I am trying to implement this solution to get dnsmasq working along knot. However, after setting it up, dnsmasq does not propagate any DNS server to its DHCP clients. When disabling knot completely and setting dnsmasq to port 53, all clients can resolve URLs, but not when setting dnsmasq to port 54 and starting knot. The /etc/resolv.conf of a linux client stays empty.
Can anyone give me a hint how to fix this?
I’m not saying I’m doing it right, but this works for me:
In LuCi, LAN interface settings, in “DHCP Server”->“Advanced Settings” under “DHCP-Options” I have 6,1.2.3.4 where “6” means dhcp option for “DNS/resolver” and “1.2.3.4” is my DNS resolver which is advertised to dhcp clients.
Same result can be done by:
uci set dhcp.lan.dhcp_option=“6,1.2.3.4”
uci commit
/etc/init.d/dnsmasq restart
in CLI.
(I delete this post when someone write more correct solution)
BTW, lan. should work just fine in the default setup (if you select it in Foris web UI). If it doesn’t, that should get reported and fixed.
Only limited, e.g no CNAMEs (which dnsmasq supports on that), so it’s easier to do with kresds policy.STUB pointing to dnsmasq (or even completely different NS even on different IP address) on different port.
But I think the point is how to force dnsmasq (aka dhcp server at this moment) to send dhcp clients who is dns resolver when dnsmasq?
Maybe I’m completely lost today because since Omnia arrived, I always had to do some hack (and hack over hack) to make it work with kresd too. If something changed then I don’t know that because since it works for me, I kept it.
Actually it reminds me systemd on Linux distros nowadays - some things somewhat works, but if you want full support, you have to do it by own/old way.
@vcunat I have my own domain for my LAN, which is already configured in dnsmasq. I like to resolve it locally, but i’ll figure this out.
@kmarty The point is: I configured kresd to query dnsmasq for local hostnames according to the tutorial.

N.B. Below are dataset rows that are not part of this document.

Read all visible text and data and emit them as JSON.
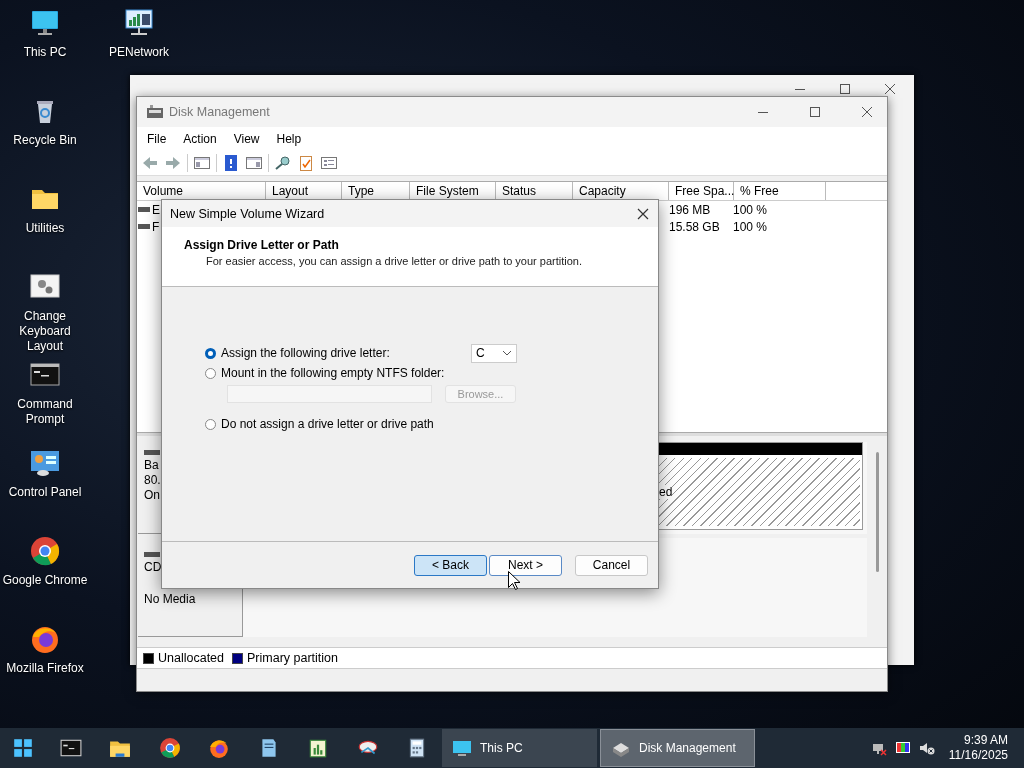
{
  "desktop_icons": [
    {
      "label": "This PC"
    },
    {
      "label": "PENetwork"
    },
    {
      "label": "Recycle Bin"
    },
    {
      "label": "Utilities"
    },
    {
      "label": "Change Keyboard Layout"
    },
    {
      "label": "Command Prompt"
    },
    {
      "label": "Control Panel"
    },
    {
      "label": "Google Chrome"
    },
    {
      "label": "Mozilla Firefox"
    }
  ],
  "disk_management": {
    "title": "Disk Management",
    "menu": [
      "File",
      "Action",
      "View",
      "Help"
    ],
    "columns": [
      "Volume",
      "Layout",
      "Type",
      "File System",
      "Status",
      "Capacity",
      "Free Spa...",
      "% Free"
    ],
    "rows": [
      {
        "volume": "E",
        "free_space": "196 MB",
        "percent_free": "100 %"
      },
      {
        "volume": "F",
        "free_space": "15.58 GB",
        "percent_free": "100 %"
      }
    ],
    "disks": [
      {
        "label_lines": [
          "Ba",
          "80.",
          "On"
        ],
        "partition_text": "ed"
      },
      {
        "label_lines": [
          "CD",
          "No Media"
        ]
      }
    ],
    "legend": [
      {
        "label": "Unallocated",
        "color": "#000000"
      },
      {
        "label": "Primary partition",
        "color": "#00007f"
      }
    ]
  },
  "wizard": {
    "title": "New Simple Volume Wizard",
    "heading": "Assign Drive Letter or Path",
    "description": "For easier access, you can assign a drive letter or drive path to your partition.",
    "options": [
      {
        "label": "Assign the following drive letter:",
        "selected": true
      },
      {
        "label": "Mount in the following empty NTFS folder:",
        "selected": false
      },
      {
        "label": "Do not assign a drive letter or drive path",
        "selected": false
      }
    ],
    "drive_letter": "C",
    "browse_button": {
      "label": "Browse...",
      "disabled": true
    },
    "buttons": [
      {
        "label": "< Back",
        "highlighted": true
      },
      {
        "label": "Next >",
        "highlighted": false
      },
      {
        "label": "Cancel",
        "highlighted": false
      }
    ]
  },
  "taskbar": {
    "apps": [
      {
        "label": "This PC",
        "active": false
      },
      {
        "label": "Disk Management",
        "active": true
      }
    ],
    "time": "9:39 AM",
    "date": "11/16/2025"
  }
}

I started dnsmasq on port 54 and kresd on port 53. dnsmasq still handles the DHCP. After that, none of my hosts was able to resolve anything, and the resolv.conf of a linux client was empty. I thought this was because maybe dnsmasq realizes that it isn’t the default DNS itself (since it isn’t running on port 53) and so it isn’t announcing its IP via DHCP, so i needed a way to make dnsmasq propagate an IP with a DNS running on it.

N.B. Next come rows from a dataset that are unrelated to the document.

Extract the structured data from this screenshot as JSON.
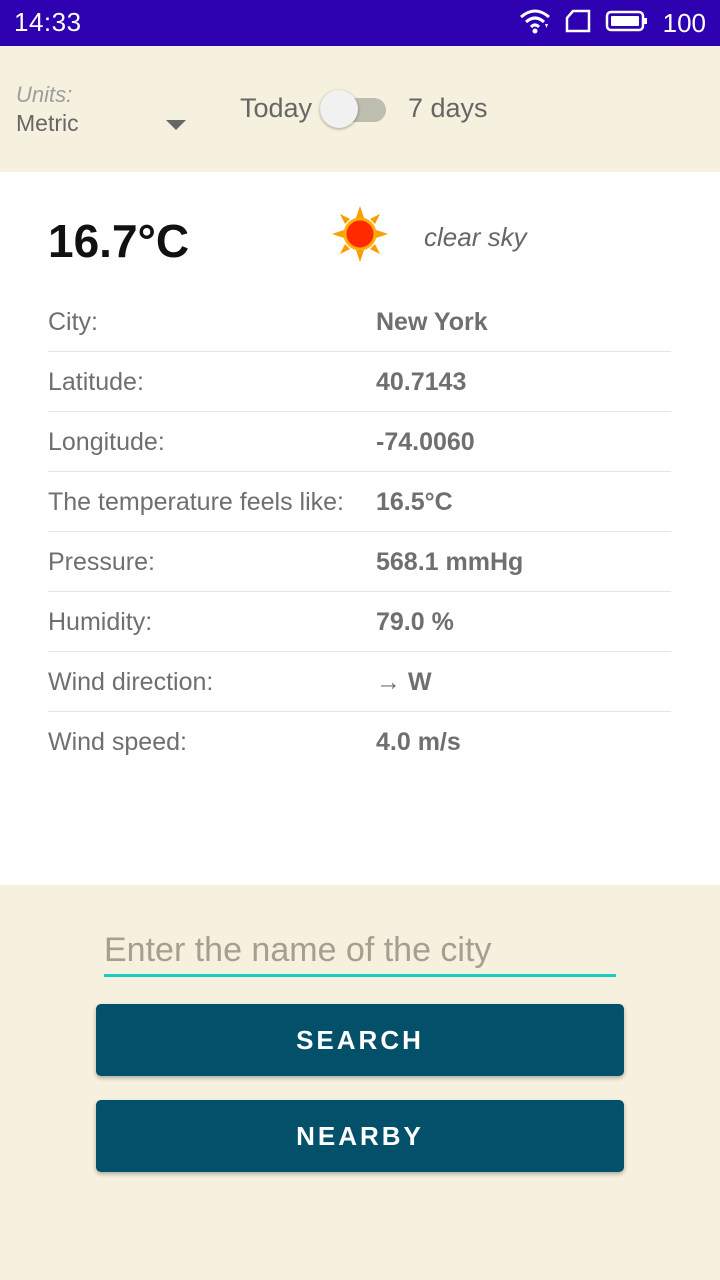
{
  "status_bar": {
    "time": "14:33",
    "battery": "100",
    "icons": [
      "wifi-icon",
      "sim-card-icon",
      "battery-icon"
    ]
  },
  "controls": {
    "units_label": "Units:",
    "units_value": "Metric",
    "toggle_left": "Today",
    "toggle_right": "7 days",
    "toggle_state": "off"
  },
  "weather": {
    "temperature": "16.7°C",
    "icon": "sun-icon",
    "description": "clear sky",
    "rows": [
      {
        "label": "City:",
        "value": "New York"
      },
      {
        "label": "Latitude:",
        "value": "40.7143"
      },
      {
        "label": "Longitude:",
        "value": "-74.0060"
      },
      {
        "label": "The temperature feels like:",
        "value": "16.5°C"
      },
      {
        "label": "Pressure:",
        "value": "568.1 mmHg"
      },
      {
        "label": "Humidity:",
        "value": "79.0 %"
      },
      {
        "label": "Wind direction:",
        "value": "→ W"
      },
      {
        "label": "Wind speed:",
        "value": "4.0 m/s"
      }
    ]
  },
  "search": {
    "placeholder": "Enter the name of the city",
    "value": "",
    "search_label": "SEARCH",
    "nearby_label": "NEARBY"
  },
  "colors": {
    "status_bar": "#2d00b0",
    "background": "#f6f0de",
    "button": "#02506a",
    "input_underline": "#1ccbc0"
  }
}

Just in case, you can use custom domains instead of .lan, if that’s what you mean. (I know almost nothing about dnsmasq…)
@simonszu If you want to do it in your setup, i.e. dnsmasq has enabled dns (option port is set e.g. on port 54), kresd configured to ask dnsmasq to local DNS records, then dhcp.lan.dhcp_option is probably only way).
What @vcunat suggests is to keep dnsmasq dns disabled (option port '0' in /etc/config/dhcp in dnsmasq section which is default) and select DNS->Enable DHCP clients in DNS in LuCI (am I right, @vcunat?) which results to dynamically adding “hints” into kresd while dnsmasq assign IP addresses to dhcp clients (I am not really certain how it exactly works but it seems to me it works just like that). So if you don’t need any speciality above that, it would be sufficient.
Yes, that’s the default setup. There’s a Turris-custom script that mines names from dnsmasq and feeds them into the resolver.
I think i solved it. I configured dnsmasq to propagate the router’s IP as a nameserver via DHCP, like @kmarty suggested. I configured dnsmasq to listen on port 54 for DNS queries, and started both dnsmasq and kresd. I added a custom.conf for kresd like in the thread i linked to in my opening post, and changed the policy.todnames to my own domain which isn’t .lan but .home.simonszu.de, and changed the IP range for reverse lookup.
At least this results in an entry in a client’s /etc/resolv.conf, and local host names are correctly resolved as specified in dnsmasq’s config. I still have to test if DNSSEC works for external domains, which should get resolved by kresd.
EDIT: I thought DNSSEC test was more complex. In the foris UI i enabled “use forwarding” and made sure that the other checkboxes were disabled. The test button shows that DNS and DNSSEC are working. However, i am unsure what “use forwarding” means in my case. Both options work for me.
Without forwarding knot-resolver contacts individual authoritative nameservers directly; with forwarding it only asks other resolvers that are either configured or obtained from DHCP (ISP’s servers typically). I’ve posted something about the choice on the wiki.
@vcunat Thanks for clarifying this. I think i finally resolved all inital issues i had with my Omnia, it works as a perfect replacement for my old TP-Link WDR3600 with OpenWRT. Now, let the tinkering begin.